My creative process for an audio-visual piece has always been a parallel workflow and therefor I don’t see/hear the result as one aspect being dominant. The result is rather, working out the same question in different mediums.
I aim for the experience of my audio-visual work to be like viewing a multi-layered digital painting. The subjective importance of any of its layers is fluid. On one viewing versus another you might think one gesture or layer has more weight or importance.
What things inspire you? Who are your biggest influencers?
Contrasts and contradictions inspire me. The contrast between “Tension and Release” which makes the most basic and oldest form of composition in any art discipline inspires me as much as a static non tension-release based work. The latter refers to a state of being, which in itself carries both the tension of no release, and no tension due to the lack of a build up. Both in music and visual art, I am drawn towards high contrast aesthetic and intertwined gestures whose speed is ever changing. Names would be hard to fit here. If I had to though, I’d like to mention Max Ernst, Paul Klee, Mauricio Kagel, Thelonious Monk ...
How do you make your artwork? Would you like to share with us your daily practice?

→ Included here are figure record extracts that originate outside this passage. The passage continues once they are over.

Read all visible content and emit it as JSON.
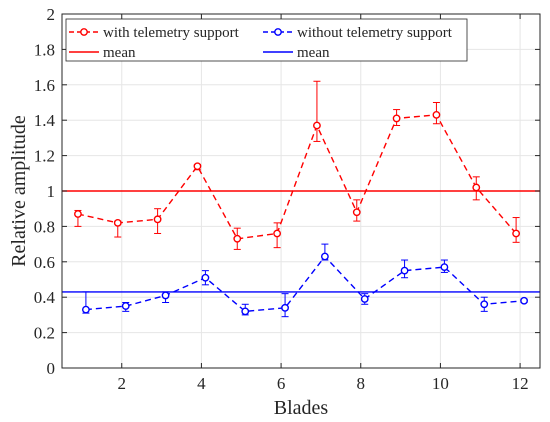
{
  "chart_data": {
    "type": "line",
    "xlabel": "Blades",
    "ylabel": "Relative amplitude",
    "xlim": [
      0.5,
      12.5
    ],
    "ylim": [
      0,
      2
    ],
    "xticks": [
      2,
      4,
      6,
      8,
      10,
      12
    ],
    "yticks": [
      0,
      0.2,
      0.4,
      0.6,
      0.8,
      1,
      1.2,
      1.4,
      1.6,
      1.8,
      2
    ],
    "grid": true,
    "legend_position": "top-left",
    "series": [
      {
        "name": "with telemetry support",
        "color": "#ff0000",
        "style": "dashed-circle-markers",
        "x": [
          0.9,
          1.9,
          2.9,
          3.9,
          4.9,
          5.9,
          6.9,
          7.9,
          8.9,
          9.9,
          10.9,
          11.9
        ],
        "y": [
          0.87,
          0.82,
          0.84,
          1.14,
          0.73,
          0.76,
          1.37,
          0.88,
          1.41,
          1.43,
          1.02,
          0.76
        ],
        "err_low": [
          0.07,
          0.08,
          0.08,
          0.02,
          0.06,
          0.08,
          0.09,
          0.05,
          0.04,
          0.05,
          0.07,
          0.05
        ],
        "err_high": [
          0.02,
          0.01,
          0.06,
          0.01,
          0.06,
          0.06,
          0.25,
          0.07,
          0.05,
          0.07,
          0.06,
          0.09
        ]
      },
      {
        "name": "without telemetry support",
        "color": "#0000ff",
        "style": "dashed-circle-markers",
        "x": [
          1.1,
          2.1,
          3.1,
          4.1,
          5.1,
          6.1,
          7.1,
          8.1,
          9.1,
          10.1,
          11.1,
          12.1
        ],
        "y": [
          0.33,
          0.35,
          0.41,
          0.51,
          0.32,
          0.34,
          0.63,
          0.39,
          0.55,
          0.57,
          0.36,
          0.38
        ],
        "err_low": [
          0.02,
          0.03,
          0.04,
          0.04,
          0.02,
          0.05,
          0.02,
          0.03,
          0.04,
          0.03,
          0.04,
          0.01
        ],
        "err_high": [
          0.1,
          0.02,
          0.02,
          0.04,
          0.04,
          0.08,
          0.07,
          0.03,
          0.06,
          0.04,
          0.04,
          0.01
        ]
      }
    ],
    "reference_lines": [
      {
        "name": "mean",
        "color": "#ff0000",
        "y": 1.0
      },
      {
        "name": "mean",
        "color": "#0000ff",
        "y": 0.43
      }
    ]
  }
}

My studio is filled with shelves and shelves of sketchbooks. I draw everyday, and I have been doing that for years.
What is it like to be an artist in Istanbul and to be an artist in Amsterdam?

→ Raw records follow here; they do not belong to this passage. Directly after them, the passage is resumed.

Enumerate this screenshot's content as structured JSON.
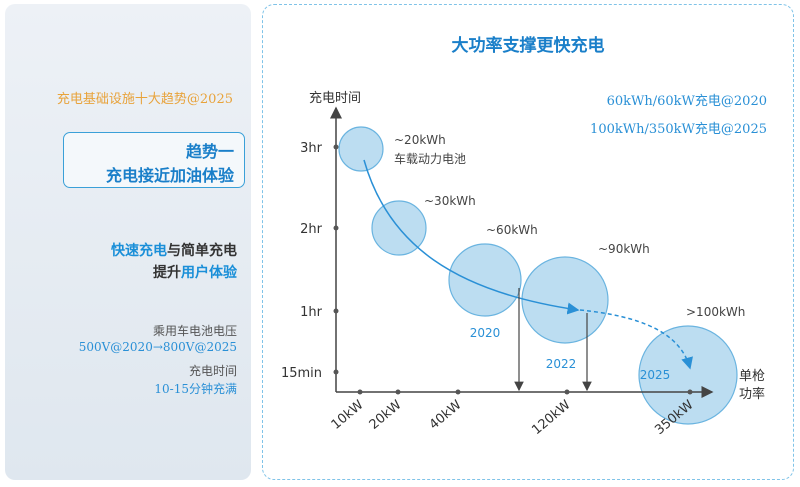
{
  "sidebar": {
    "series_title": "充电基础设施十大趋势@2025",
    "trend": {
      "line1": "趋势一",
      "line2": "充电接近加油体验"
    },
    "feature": {
      "part1": "快速充电",
      "part2": "与简单充电",
      "part3": "提升",
      "part4": "用户体验"
    },
    "facts": [
      {
        "label": "乘用车电池电压",
        "value": "500V@2020→800V@2025"
      },
      {
        "label": "充电时间",
        "value": "10-15分钟充满"
      }
    ]
  },
  "chart": {
    "title": "大功率支撑更快充电",
    "legend": [
      "60kWh/60kW充电@2020",
      "100kWh/350kW充电@2025"
    ]
  },
  "chart_data": {
    "type": "scatter",
    "title": "大功率支撑更快充电",
    "xlabel": "单枪功率",
    "ylabel": "充电时间",
    "x_ticks": [
      "10kW",
      "20kW",
      "40kW",
      "120kW",
      "350kW"
    ],
    "y_ticks": [
      "3hr",
      "2hr",
      "1hr",
      "15min"
    ],
    "points": [
      {
        "power": "10kW",
        "time": "3hr",
        "label": "~20kWh",
        "sublabel": "车载动力电池",
        "year": ""
      },
      {
        "power": "20kW",
        "time": "2hr",
        "label": "~30kWh",
        "sublabel": "",
        "year": ""
      },
      {
        "power": "40kW",
        "time": "1.4hr",
        "label": "~60kWh",
        "sublabel": "",
        "year": "2020"
      },
      {
        "power": "120kW",
        "time": "1.1hr",
        "label": "~90kWh",
        "sublabel": "",
        "year": "2022"
      },
      {
        "power": "350kW",
        "time": "15min",
        "label": ">100kWh",
        "sublabel": "",
        "year": "2025"
      }
    ],
    "arrows_to_axis": [
      "2020",
      "2022"
    ],
    "colors": {
      "bubble_fill": "#b5d9ef",
      "bubble_stroke": "#6ab4e0",
      "accent": "#2a90d6",
      "axis": "#444444"
    },
    "grid": false
  }
}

I feel a personal connection to both of these places for different reasons. Same is true for me for other places in the world, such as the US, Berlin, Vienna. A lot of it has to do with with whom I feel connected in those places. I thrive on traveling, seeing the world and connecting to places, things and people. But at the end of the day, external stimulus only becomes a tool that helps to get in touch with one’s own voice and the inner world.
How much of your Turkish background do you choose to integrate in your artwork?
I never chose to make a point to decisively integrate my Turkish background to my artwork. Neither have I consciously tried to stay away from it.
That said, it’s probably my Turkish background that informs my “choice” to pursue non-programmatic, abstract, personal artistic expression.
In your opinion, what role does an artist have in society?
Prompting unasked questions and suggesting answers to unanswered questions.
Would you like to tell us about any future projects you have in mind?
If I ever feel ready, I would like to explore working with young children. I think that is most important and probably the hardest. No concrete plans on that front yet, but lots of contemplating.